I don’t get to Sprinkles often (I even resisted visiting when I was near Scottsdale last weekend!). I do, however, like to eat chocolate frosting often. And I was beyond pleased when I found a product that would allow me to do this in a healthier way.
It’s Earth Balance Butter that is soy free.
It’s like butter, but not butter and without the bad stuff. It’s creamy and makes the most amazing vegan chocolate frosting.
This buttercream, combined with a healthier butter and delicious natural coconut sugar rivals even bakery frostings. I think coconut sugar makes THE BEST chocolate frosting and this butter free version is no exception. This is as good as that stuff we all covet at bakeries like Sprinkles.
And yet this is totally dairy-free, soy-free, sugar-free, vegan buttercream frosting!
Vegan Chocolate Buttercream Frosting (gluten-free)
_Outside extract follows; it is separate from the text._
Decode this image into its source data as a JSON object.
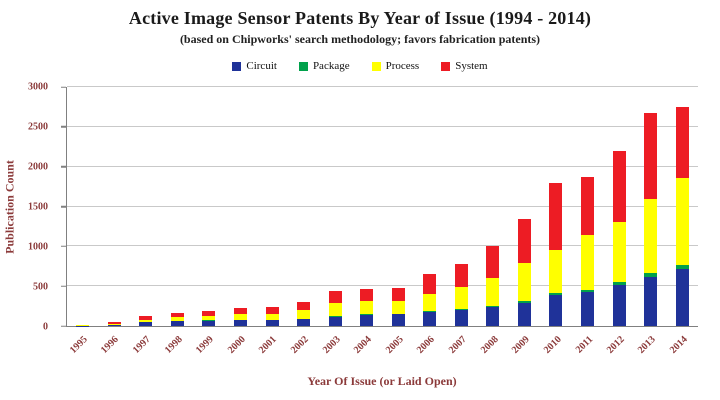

3/4 cup Soy Free Earth Balance Butter
1 1/3 cups Coconut Sugar
Dash of Salt
1/2 cup Cocoa Powder
1 teaspoon Vanilla Extract
2 teaspoons Rice Flour
1/8 teaspoon Natural Butter Extract, optional, but highly recommended!
In a blender or food processor, blend up the coconut sugar until it is a smooth powder.
Dump the sugar in a small mixing bowl. Add the earth balance butter and salt and cream until smooth and combined. Add the cocoa, vanilla extract and butter extract if desired and beat. Add the rice flour and combine. If you want to use this to pipe or you just like a thicker frosting, you can add an extra 1 to 2 teaspoons of flour and place in the fridge to firm. Enjoy immediately or store covered in an airtight container in the refrigerator.
Makes a scant 2 cups of frosting or enough to frost 10-14 cupcakes, depending on how much frosting you like.